Consumer electronics trump airline movies

There is a growing concern among airline companies spending millions to upgrade in-flight entertainment that Apple iPods and netbooks may make the costly upgrades a waste of time and resources.

The number of people who bring iPods, handheld gaming units and laptops onto the airplane while traveling has drastically increased over the past couple of years, with some airlines re-thinking how to go about upgrading.

Instead of offering in-flight entertainment, airlines such as Delta Air Lines now offer Wi-Fi Internet service for any devices, including netbooks, capable of accessing the Internet.  Other companies are thinking about charging passengers for the right to use power sockets and USB ports, allowing them to plug in and re-charge devices during the flight.

“They’re so many reasons for airlines to change the way it works right now,” Center of Asia-Pacific Aviation analyst Peter Harbinson told Reuters.  “The biggest advantage for airlines is the weight of the IFE equipment. Fuel burned, regular engineering checks, and licensing fees to movie studios all add up to a considerable amount of money for airlines.”

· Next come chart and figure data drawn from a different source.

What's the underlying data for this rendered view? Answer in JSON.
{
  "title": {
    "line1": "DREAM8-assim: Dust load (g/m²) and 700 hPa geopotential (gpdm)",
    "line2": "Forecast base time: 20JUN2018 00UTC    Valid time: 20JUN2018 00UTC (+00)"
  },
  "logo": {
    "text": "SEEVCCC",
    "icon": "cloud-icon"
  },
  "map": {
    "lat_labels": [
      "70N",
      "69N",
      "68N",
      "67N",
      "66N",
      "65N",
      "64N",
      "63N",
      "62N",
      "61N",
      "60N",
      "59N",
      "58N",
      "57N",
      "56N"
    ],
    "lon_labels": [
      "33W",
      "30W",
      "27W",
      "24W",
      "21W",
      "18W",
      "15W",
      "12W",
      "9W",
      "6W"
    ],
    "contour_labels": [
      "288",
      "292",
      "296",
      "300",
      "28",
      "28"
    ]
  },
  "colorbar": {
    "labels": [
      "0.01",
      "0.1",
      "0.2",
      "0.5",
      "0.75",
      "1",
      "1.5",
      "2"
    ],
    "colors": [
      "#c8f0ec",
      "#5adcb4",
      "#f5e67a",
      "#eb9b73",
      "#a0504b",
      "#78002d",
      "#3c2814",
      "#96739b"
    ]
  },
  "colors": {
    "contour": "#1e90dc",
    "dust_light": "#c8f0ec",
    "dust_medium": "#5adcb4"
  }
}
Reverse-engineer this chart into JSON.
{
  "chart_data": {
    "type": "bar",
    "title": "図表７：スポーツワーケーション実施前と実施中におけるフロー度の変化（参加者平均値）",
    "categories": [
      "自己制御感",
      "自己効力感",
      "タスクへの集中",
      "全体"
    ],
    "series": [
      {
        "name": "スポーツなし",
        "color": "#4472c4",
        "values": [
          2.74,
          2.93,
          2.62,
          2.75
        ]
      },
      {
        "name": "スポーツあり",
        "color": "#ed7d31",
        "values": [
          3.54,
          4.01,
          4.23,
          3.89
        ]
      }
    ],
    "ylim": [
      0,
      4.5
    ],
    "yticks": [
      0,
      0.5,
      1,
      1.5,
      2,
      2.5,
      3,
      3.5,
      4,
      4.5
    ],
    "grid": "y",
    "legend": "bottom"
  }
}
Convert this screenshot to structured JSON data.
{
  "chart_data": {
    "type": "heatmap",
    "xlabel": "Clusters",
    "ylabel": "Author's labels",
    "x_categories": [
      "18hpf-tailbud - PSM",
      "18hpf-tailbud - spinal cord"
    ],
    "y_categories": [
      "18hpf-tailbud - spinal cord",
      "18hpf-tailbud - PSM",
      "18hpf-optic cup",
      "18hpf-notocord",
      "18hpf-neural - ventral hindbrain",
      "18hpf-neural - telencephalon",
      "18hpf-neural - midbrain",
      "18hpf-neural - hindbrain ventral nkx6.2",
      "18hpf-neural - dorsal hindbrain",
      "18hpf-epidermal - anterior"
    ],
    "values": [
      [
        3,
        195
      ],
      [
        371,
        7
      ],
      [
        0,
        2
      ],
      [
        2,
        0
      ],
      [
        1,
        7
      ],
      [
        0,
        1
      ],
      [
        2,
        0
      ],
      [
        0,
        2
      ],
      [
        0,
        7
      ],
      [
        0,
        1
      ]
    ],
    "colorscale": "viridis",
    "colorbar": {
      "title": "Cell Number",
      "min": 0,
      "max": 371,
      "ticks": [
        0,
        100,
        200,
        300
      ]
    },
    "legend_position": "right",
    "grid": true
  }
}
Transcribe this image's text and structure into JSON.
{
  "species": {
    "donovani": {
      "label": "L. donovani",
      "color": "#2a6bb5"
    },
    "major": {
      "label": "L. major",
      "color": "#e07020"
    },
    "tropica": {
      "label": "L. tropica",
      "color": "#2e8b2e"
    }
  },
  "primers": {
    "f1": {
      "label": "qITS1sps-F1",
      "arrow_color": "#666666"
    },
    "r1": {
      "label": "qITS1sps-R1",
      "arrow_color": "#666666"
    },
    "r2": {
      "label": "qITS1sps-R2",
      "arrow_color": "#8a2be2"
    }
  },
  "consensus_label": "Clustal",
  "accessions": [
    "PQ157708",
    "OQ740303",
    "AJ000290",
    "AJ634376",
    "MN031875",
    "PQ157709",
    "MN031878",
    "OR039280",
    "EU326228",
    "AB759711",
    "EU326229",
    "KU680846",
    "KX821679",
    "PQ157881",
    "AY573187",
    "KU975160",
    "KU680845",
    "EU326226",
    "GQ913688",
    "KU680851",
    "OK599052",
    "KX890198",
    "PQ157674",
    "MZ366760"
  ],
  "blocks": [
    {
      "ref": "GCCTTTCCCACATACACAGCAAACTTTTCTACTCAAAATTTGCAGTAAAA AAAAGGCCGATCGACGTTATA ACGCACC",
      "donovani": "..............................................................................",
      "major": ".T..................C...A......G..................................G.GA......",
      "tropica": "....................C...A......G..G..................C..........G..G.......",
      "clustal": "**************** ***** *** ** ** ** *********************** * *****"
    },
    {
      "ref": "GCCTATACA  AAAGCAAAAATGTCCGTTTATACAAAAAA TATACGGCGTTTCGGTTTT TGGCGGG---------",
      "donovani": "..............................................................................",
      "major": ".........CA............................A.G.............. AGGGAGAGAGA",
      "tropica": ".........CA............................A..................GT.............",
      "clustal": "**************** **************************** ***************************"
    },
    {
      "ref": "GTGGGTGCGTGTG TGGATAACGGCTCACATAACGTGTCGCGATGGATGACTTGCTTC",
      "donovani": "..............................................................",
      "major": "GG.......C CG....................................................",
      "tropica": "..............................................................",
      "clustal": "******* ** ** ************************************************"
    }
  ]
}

Airline companies can now focus on letting passengers entertain themselves during flights, and no longer have to install and maintain expensive in-flight entertainment systems from Panasonic and Rockwell Collins.

I personally enjoy the ability to listen to my own music and watch my own movies while traveling, as I no longer have to endure whatever in-flight movie is selected.  Furthermore, the ability to access Wi-Fi allows me to get work done regardless of where I am — a luxury that obviously wasn’t available just a few years ago.

Do you still have an interest in in-flight entertainment, or would you rather listen to your own music and watch your own movies while flying?